L’auteur, quel qu’il soit, de cette épître, fonde en partie la christologie du Nouveau Testament en soulignant que le ministère du Christ est supérieur à celui des Anges. Notamment, Jésus est prêtre selon l’ordre de Melchisédech (référence au personnage que rencontre Abram dans le livre de la Genèse : « Melchisédech, roi de Salem, fit apporter du pain et du vin : il était prêtre du Dieu très-haut.

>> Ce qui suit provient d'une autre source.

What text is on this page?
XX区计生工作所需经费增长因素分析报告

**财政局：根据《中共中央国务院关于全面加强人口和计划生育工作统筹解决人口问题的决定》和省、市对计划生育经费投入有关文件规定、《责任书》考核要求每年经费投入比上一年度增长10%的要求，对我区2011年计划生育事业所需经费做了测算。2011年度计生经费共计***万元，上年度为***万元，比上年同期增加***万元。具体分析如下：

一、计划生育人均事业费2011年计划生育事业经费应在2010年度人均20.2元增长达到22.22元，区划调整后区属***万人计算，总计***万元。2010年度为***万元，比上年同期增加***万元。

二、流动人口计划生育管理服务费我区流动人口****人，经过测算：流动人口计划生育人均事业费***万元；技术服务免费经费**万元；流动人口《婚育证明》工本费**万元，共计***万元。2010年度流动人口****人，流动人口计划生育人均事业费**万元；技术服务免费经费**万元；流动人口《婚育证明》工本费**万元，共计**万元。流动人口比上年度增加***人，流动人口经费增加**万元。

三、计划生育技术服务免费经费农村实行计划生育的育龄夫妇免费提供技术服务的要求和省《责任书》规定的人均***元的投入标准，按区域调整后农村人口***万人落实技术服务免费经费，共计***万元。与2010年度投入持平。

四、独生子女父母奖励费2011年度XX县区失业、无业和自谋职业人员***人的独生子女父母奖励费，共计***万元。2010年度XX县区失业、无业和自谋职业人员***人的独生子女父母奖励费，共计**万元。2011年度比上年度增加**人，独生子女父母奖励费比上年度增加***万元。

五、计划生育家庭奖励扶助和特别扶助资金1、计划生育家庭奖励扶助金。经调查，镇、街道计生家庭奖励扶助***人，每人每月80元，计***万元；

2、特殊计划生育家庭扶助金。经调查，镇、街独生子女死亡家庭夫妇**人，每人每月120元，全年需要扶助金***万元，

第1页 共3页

Il le bénit en disant : « Béni soit Abram par le Dieu très-haut, qui a créé le ciel et la terre ; et béni soit le Dieu très-haut, qui a livré tes ennemis entre tes mains. » Et Abram lui donna le dixième de tout ce qu’il avait pris. » — Livre de la Genèse 14:18-20).

Emaillé de citations des Psaumes, l’épître fait de Jésus le chéri du Très-haut et le place comme médiateur entre Dieu et les hommes. Tout sacrifice réclamant du sang versé (comme lorsque le grand prêtre de Jérusalem rentrait, une fois par an, dans le Saint des Saints du Temple pour demander le pardon des péchés d’Israël), a fortiori le sang versé par Jésus est d’autant plus « puissant » et assure d’autant plus à ce sacrifice sa valeur propitiatoire.

Un texte difficile d’accès, donc, mais essentiel en cela qu’il fonde la Christologie chrétienne. Qu’importe qu’il soit de la main de saint Paul ou d’un auteur inconnu. Le fait qu’Orthodoxes, Catholiques et Protestants lui accordent sa place dans le canon biblique suffit pour s’en convaincre : l’épître aux Hébreux doit être lue et méditée en regard de l’Ancien Testament.